I remember falling onto my bed, paralyzed by the sudden jolt running through my shin. As soon as I could right myself, I hobbled over to the light switch and looked down. A ridiculous sized gash sat open on my left shin. My bed frame was too big for the mattress we used, causing the end of it to jut out, uncovered. Every time I warily passed by it, I joked how one night it would get me, and I supposed, while I sat on my floor, my leg exposed to the world, that night was the night.

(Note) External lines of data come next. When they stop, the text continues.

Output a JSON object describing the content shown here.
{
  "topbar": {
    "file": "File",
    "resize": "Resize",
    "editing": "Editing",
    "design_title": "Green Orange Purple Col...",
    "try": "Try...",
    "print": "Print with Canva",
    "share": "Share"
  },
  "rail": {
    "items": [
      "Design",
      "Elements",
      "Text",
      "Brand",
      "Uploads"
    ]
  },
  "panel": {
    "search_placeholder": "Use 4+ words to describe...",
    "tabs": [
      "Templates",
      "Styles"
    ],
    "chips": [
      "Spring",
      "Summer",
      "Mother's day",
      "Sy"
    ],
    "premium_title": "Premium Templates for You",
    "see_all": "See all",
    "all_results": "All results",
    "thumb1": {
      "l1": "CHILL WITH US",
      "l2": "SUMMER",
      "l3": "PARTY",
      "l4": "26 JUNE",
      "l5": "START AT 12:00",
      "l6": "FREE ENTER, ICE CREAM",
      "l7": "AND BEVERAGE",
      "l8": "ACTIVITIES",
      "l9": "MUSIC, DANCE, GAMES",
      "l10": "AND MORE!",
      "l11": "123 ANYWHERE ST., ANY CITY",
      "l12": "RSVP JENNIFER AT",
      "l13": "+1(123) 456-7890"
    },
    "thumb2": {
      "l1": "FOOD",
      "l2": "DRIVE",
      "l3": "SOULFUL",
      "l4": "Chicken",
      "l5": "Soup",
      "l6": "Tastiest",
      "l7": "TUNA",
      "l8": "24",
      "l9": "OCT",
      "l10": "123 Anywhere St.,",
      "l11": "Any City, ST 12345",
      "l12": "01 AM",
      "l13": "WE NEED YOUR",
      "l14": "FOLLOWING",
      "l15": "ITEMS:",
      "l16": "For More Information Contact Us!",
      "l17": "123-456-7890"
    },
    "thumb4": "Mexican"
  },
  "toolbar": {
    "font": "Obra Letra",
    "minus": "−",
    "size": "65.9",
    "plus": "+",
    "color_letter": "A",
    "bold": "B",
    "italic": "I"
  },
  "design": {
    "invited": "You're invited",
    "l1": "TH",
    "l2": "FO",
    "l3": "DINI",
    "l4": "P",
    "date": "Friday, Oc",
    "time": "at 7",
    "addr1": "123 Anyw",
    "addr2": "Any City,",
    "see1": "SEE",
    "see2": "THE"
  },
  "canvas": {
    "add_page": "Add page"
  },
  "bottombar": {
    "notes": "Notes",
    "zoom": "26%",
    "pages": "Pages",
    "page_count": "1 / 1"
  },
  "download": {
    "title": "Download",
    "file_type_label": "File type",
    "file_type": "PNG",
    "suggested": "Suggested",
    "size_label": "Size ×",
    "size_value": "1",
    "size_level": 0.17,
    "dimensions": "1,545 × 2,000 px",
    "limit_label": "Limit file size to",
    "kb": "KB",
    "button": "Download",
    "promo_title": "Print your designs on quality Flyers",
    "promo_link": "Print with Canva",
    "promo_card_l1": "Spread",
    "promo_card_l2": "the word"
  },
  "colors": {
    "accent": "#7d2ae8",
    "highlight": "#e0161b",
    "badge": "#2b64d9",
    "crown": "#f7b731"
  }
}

I stared at it for a bit. It wasn’t bleeding. Maybe a little, but not nearly as much as it should have for as big of a gash as it was. It just sat there, throbbing and inviting. It took me a moment to even have the thought of cleaning it out with disinfectant and bandaging it up. As I crawled back into bed, the wound pulsed, angry and present, but sleep found me so quickly that night that it’s hilarious for me to think about now. The actual pain I felt was so much more bearable than that wrenching feeling in my gut, it was practically a lullaby to me that night.
Five years later, I still have a scar on my leg. It doesn’t hurt any more, of course. Perhaps it itches every now and then, maybe it will get a bit sore if I knock it just right. I don’t even hardly notice it unless my pant leg rides up or I’m shaving my legs. It’s still there, no longer angry and open faced, but dull and grey. Not particularly beautiful, but if I were to wake up tomorrow and realize it was gone, I don’t know if I would be happy about it. It’s part of me now, a reminder of all those nasty thoughts and things that happened back then. It’s strange because when I think of who I was when I got the scar, it doesn’t even feel like me. So much else has happened in the five years that have passed—I moved to a new city, got a new (non-teaching) job, bought a house. All these things that girl in the dark of her empty apartment never thought were possible.
In some ways, I am a wholly different person than I was back then. They say all the cells in your body completely replace themselves every seven years. So perhaps biologically, I am a totally new person, give or take a couple of years. But all those scars—the ones you can see and the ones you can’t—are still there, holding me together, like stitching on a homemade doll. I am an amalgamation of so many different thoughts, experiences, tragedies, comedies, odds and ends. And the ways they were put together and knitted into the person I am now, while painful at times, make all the difference. To think, that person on that summer night, twisting and turning in her bed, didn’t want them.
I have so many more scars in store for me. I know this. And I know eventually, it’s going to be worth getting every single one of them.